One possible limitation to the use of necitumumab lies in the current lack of prospective data on reliable predictive biomarkers that are able to improve patient selection; in fact, the addition of necitumumab to standard chemotherapy is associated with increased toxicity, albeit in line with the drug class. Additionally, as the cost–benefit value of new antineoplastic agents is a major cause of concern at the current time,45 being able to select the patients who are going to benefit the most from the addition of necitumumab might actually improve its cost–benefit ratio and ultimately increase its value. Notably, while a retrospective analysis of SQUIRE reported improved HR for OS and PFS in patients with increased EGFR gene copy number determined by FISH, the retrospective nature of this evaluation does not allow to draw definitive conclusions, but at the same time might generate additional working hypotheses, which might be the basis of prospective studies designed to explore the role of FISH in necitumumab-based regimens.
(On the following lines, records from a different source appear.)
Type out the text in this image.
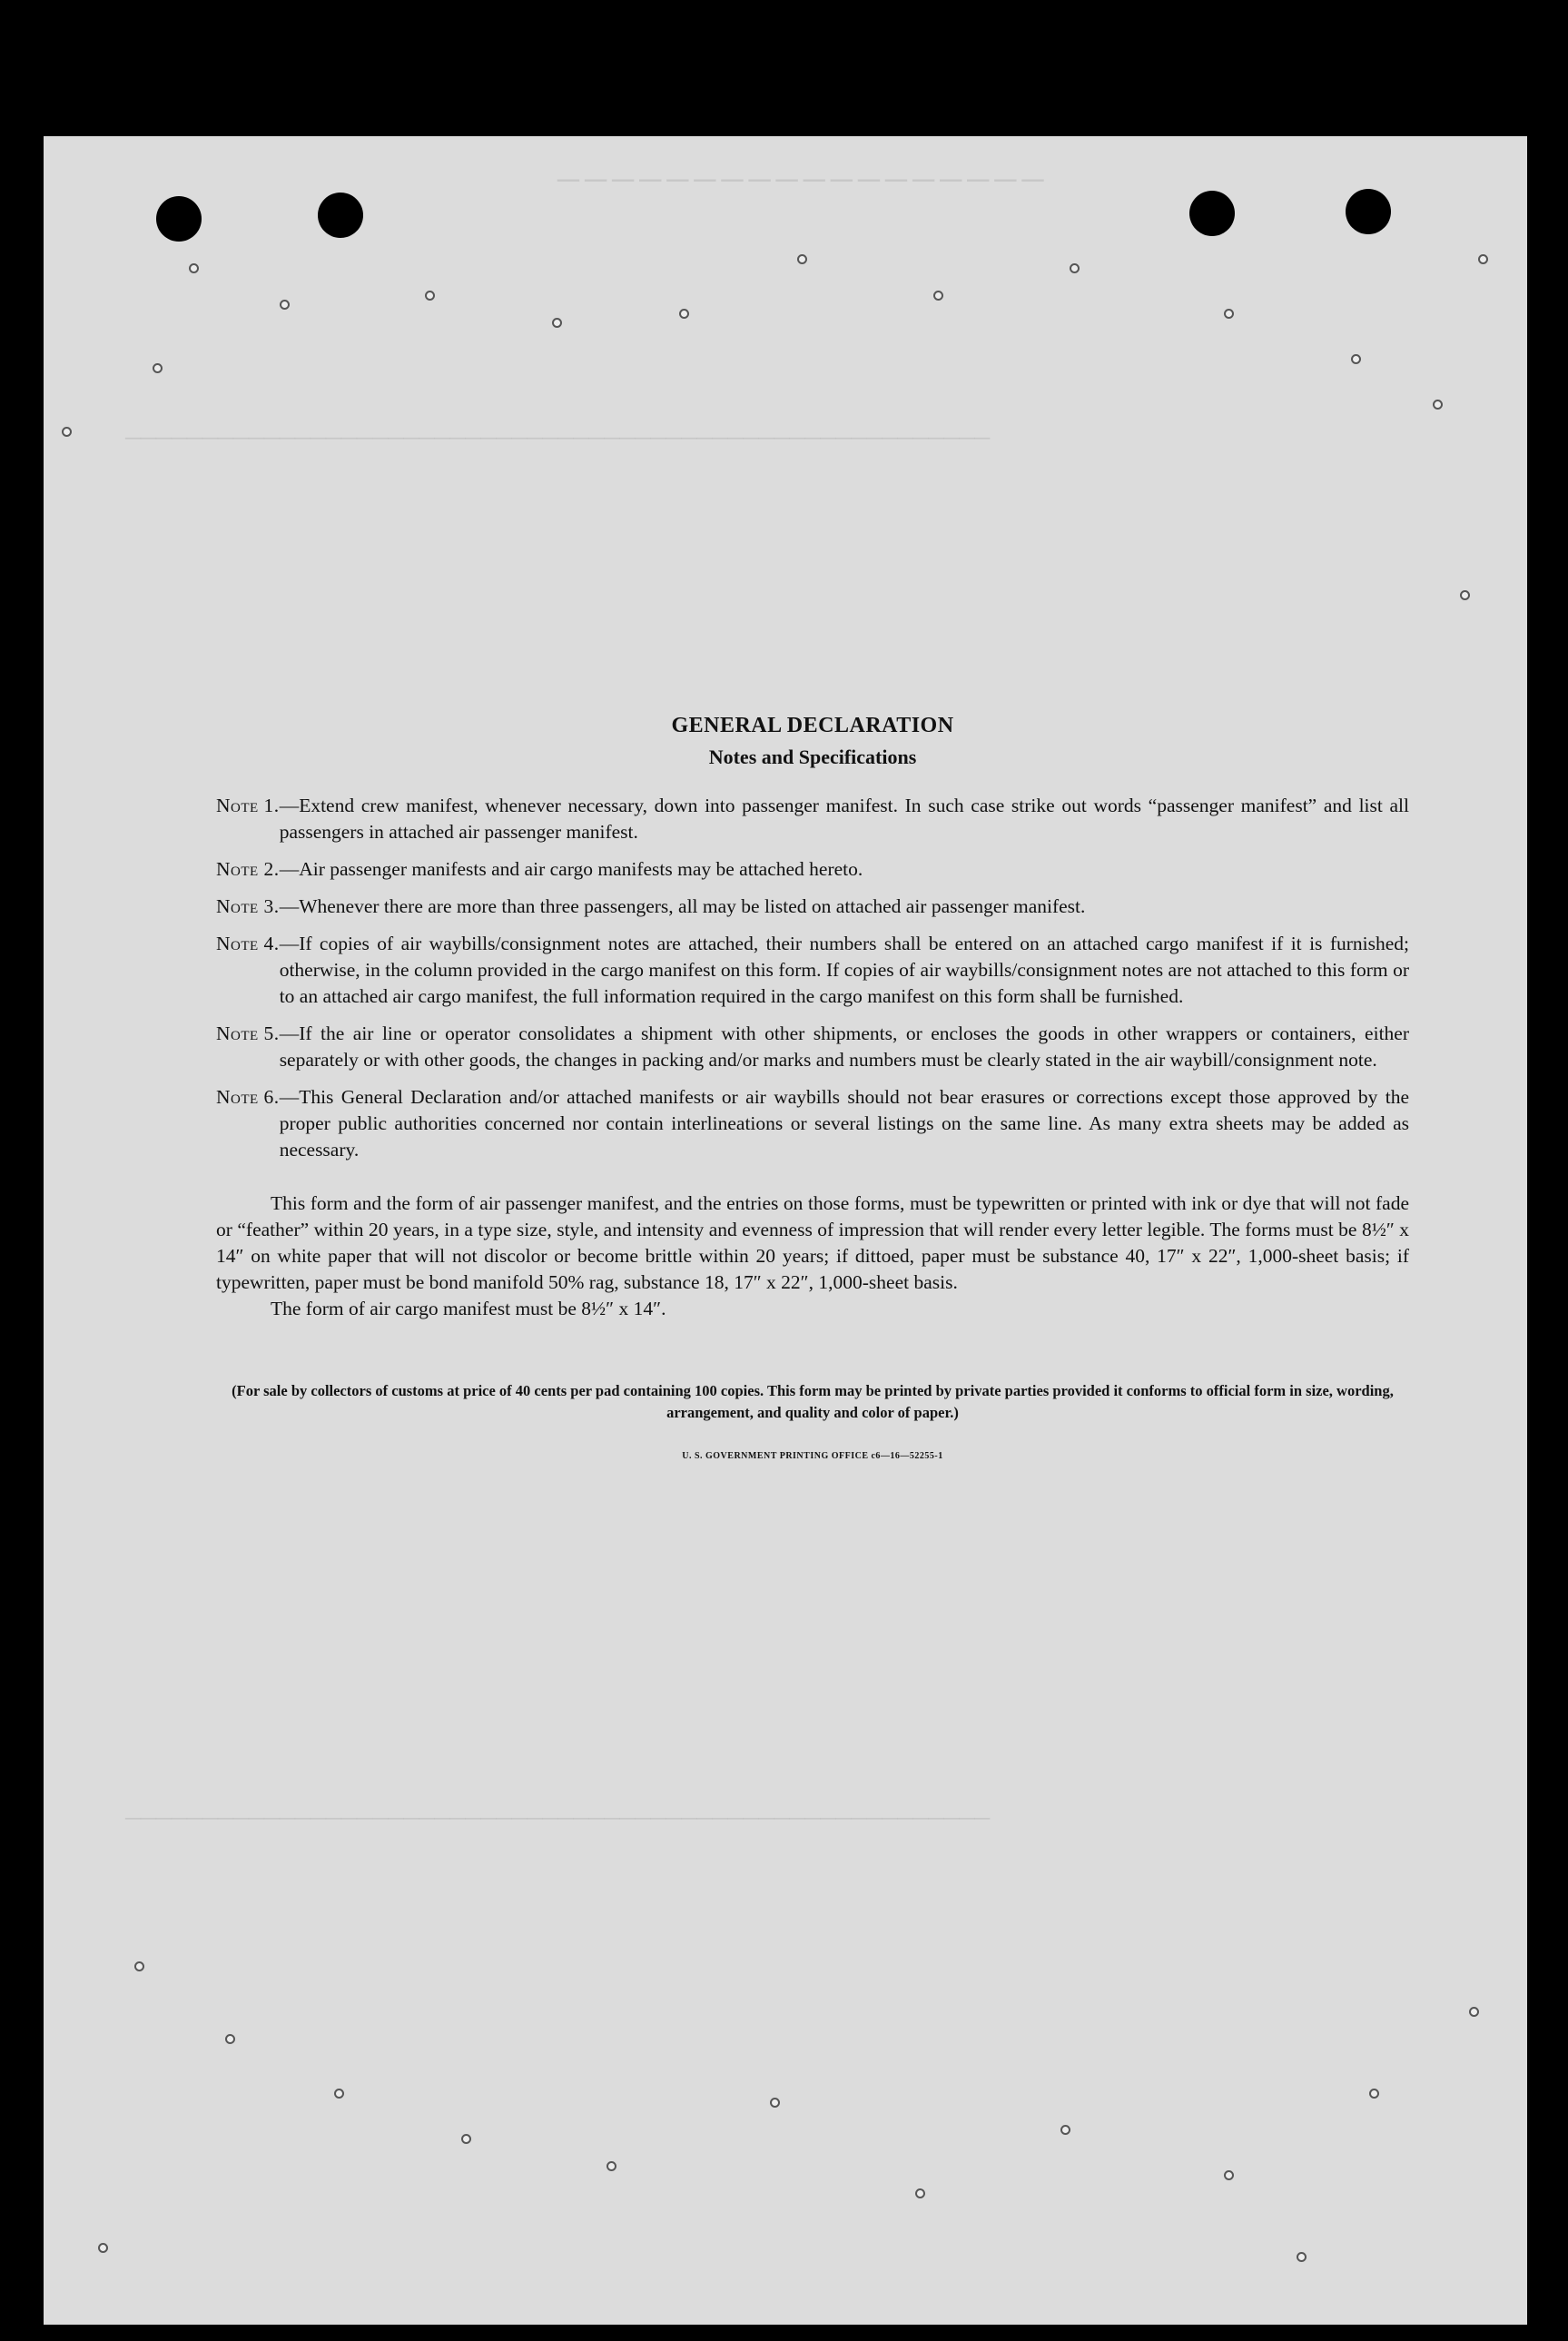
──────────────────
────────────────────────────────────────────────────────
────────────────────────────────────────────────────────
GENERAL DECLARATION
Notes and Specifications
Note 1. —Extend crew manifest, whenever necessary, down into passenger manifest. In such case strike out words “passenger manifest” and list all passengers in attached air passenger manifest.
Note 2. —Air passenger manifests and air cargo manifests may be attached hereto.
Note 3. —Whenever there are more than three passengers, all may be listed on attached air passenger manifest.
Note 4. —If copies of air waybills/consignment notes are attached, their numbers shall be entered on an attached cargo manifest if it is furnished; otherwise, in the column provided in the cargo manifest on this form. If copies of air waybills/consignment notes are not attached to this form or to an attached air cargo manifest, the full information required in the cargo manifest on this form shall be furnished.
Note 5. —If the air line or operator consolidates a shipment with other shipments, or encloses the goods in other wrappers or containers, either separately or with other goods, the changes in packing and/or marks and numbers must be clearly stated in the air waybill/consignment note.
Note 6. —This General Declaration and/or attached manifests or air waybills should not bear erasures or corrections except those approved by the proper public authorities concerned nor contain interlineations or several listings on the same line. As many extra sheets may be added as necessary.
This form and the form of air passenger manifest, and the entries on those forms, must be typewritten or printed with ink or dye that will not fade or “feather” within 20 years, in a type size, style, and intensity and evenness of impression that will render every letter legible. The forms must be 8½″ x 14″ on white paper that will not discolor or become brittle within 20 years; if dittoed, paper must be substance 40, 17″ x 22″, 1,000-sheet basis; if typewritten, paper must be bond manifold 50% rag, substance 18, 17″ x 22″, 1,000-sheet basis.
The form of air cargo manifest must be 8½″ x 14″.
(For sale by collectors of customs at price of 40 cents per pad containing 100 copies. This form may be printed by private parties provided it conforms to official form in size, wording, arrangement, and quality and color of paper.)
U. S. GOVERNMENT PRINTING OFFICE c6—16—52255-1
Finally, further studies involving necitumumab are being planned or are currently ongoing; one of these studies is of particular relevance, as it aims to explore the possible role of the drug in association with osimertinib (a recently approved EGFR inhibitor specifically designed to address the T790M mutation), actually acting as a dual blockade on the receptor;46 despite being a Phase I trial, this study might open some additional perspectives for further development of this agent. Other trials are currently exploring the effect of combining necitumumab with other systemic treatments, such as alternative chemotherapy regimens,47 investigational targeted therapies,48,49 or immune check-point inhibitors.50

In summary, necitumumab is an interesting addition to the therapeutic options available to medical oncologists and patients with advanced SCC and might have a role in filling the current therapeutic gap between squamous and nonsquamous lung cancer; additionally, further studies addressing selected patient populations might potentially extend the role of this drug in the treatment of advanced NSCLC, improve its risk–benefit ratio, and increase its cost-effectiveness.